The request claims the group raises money from Hoosiers, who assume the money goes to help animals in local shelters. However, only about 1 percent of the money actually goes to humane societies and shelters for the welfare of the animals, the group’s letter said.
But Erin Huang, the Indiana state director for the group, called the accusations “an obvious political attack from politicians who stand in the way of protecting animals from captive hunts, puppy mills, and factory farms.”
“The Humane Society of the United States is transparent in our work and our track record of protecting all animals from cruelty,” she said in a statement.
Oklahoma’s attorney general has already released a consumer alert regarding the confusion between HSUS and local animal groups.

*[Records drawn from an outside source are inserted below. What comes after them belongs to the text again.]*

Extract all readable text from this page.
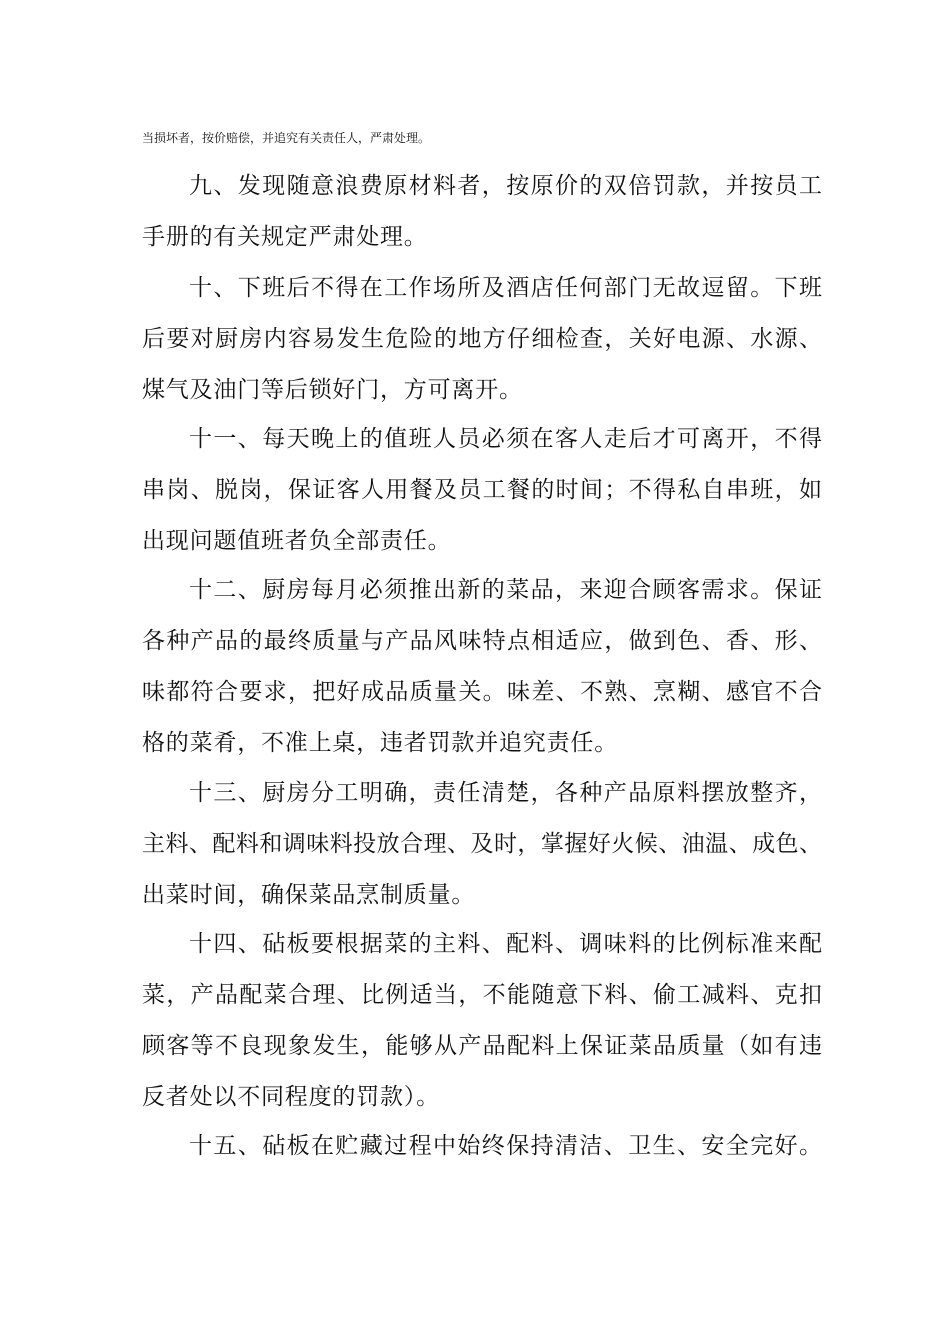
当损坏者，按价赔偿，并追究有关责任人，严肃处理。
九、发现随意浪费原材料者，按原价的双倍罚款，并按员工
手册的有关规定严肃处理。
十、下班后不得在工作场所及酒店任何部门无故逗留。下班
后要对厨房内容易发生危险的地方仔细检查，关好电源、水源、
煤气及油门等后锁好门，方可离开。
十一、每天晚上的值班人员必须在客人走后才可离开，不得
串岗、脱岗，保证客人用餐及员工餐的时间；不得私自串班，如
出现问题值班者负全部责任。
十二、厨房每月必须推出新的菜品，来迎合顾客需求。保证
各种产品的最终质量与产品风味特点相适应，做到色、香、形、
味都符合要求，把好成品质量关。味差、不熟、烹糊、感官不合
格的菜肴，不准上桌，违者罚款并追究责任。
十三、厨房分工明确，责任清楚，各种产品原料摆放整齐，
主料、配料和调味料投放合理、及时，掌握好火候、油温、成色、
出菜时间，确保菜品烹制质量。
十四、砧板要根据菜的主料、配料、调味料的比例标准来配
菜，产品配菜合理、比例适当，不能随意下料、偷工减料、克扣
顾客等不良现象发生，能够从产品配料上保证菜品质量（如有违
反者处以不同程度的罚款）。
十五、砧板在贮藏过程中始终保持清洁、卫生、安全完好。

“The concern is that the HSUS projects heart-wrenching imagery of puppies and kittens in solicitations in order to extract donations from unsuspecting Oklahomans who believe their donations are going to help local animal shelters,” said Oklahoma Attorney General Scott Pruitt in a statement. “But instead, their hard-earned money may go to high-powered lobbying and special interest campaigns that are determined to shape state and federal legislation that would harm farmers, ranchers and other Oklahomans.”
The Indiana legislators are requesting that the attorney general issue a consumer alert about the fundraising of HSUS and clarify confusion between the national group and local animal care groups. Republican Sens. Susan Glick of LaGrange, Jean Leising of Oldenburg, Mark Messmer of Jasper, Carlin Yoder of Middleburg and Jim Tomes of Wadesville also signed the letter.
The attorney general’s office confirmed it has received the request.
“We appreciate their sharing their concerns and raising awareness with their constituents,” said Bryan Corbin, a spokesman for the attorney general. “The attorney general’s office does not confirm, deny or acknowledge investigations. If consumers wish to file a consumer complaint about any business or nonprofit, they can do so online at www.indianaconsumer.com.”
Amanda Creech is a reporter for TheStatehouseFile.com, a news website powered by Franklin College journalism students.
Correction: This story has been updated from its original version to include the entire quote from Oklahoma Attorney General Scott Pruitt. Part of the quote was originally left out. TheStatehouseFile.com regrets the error.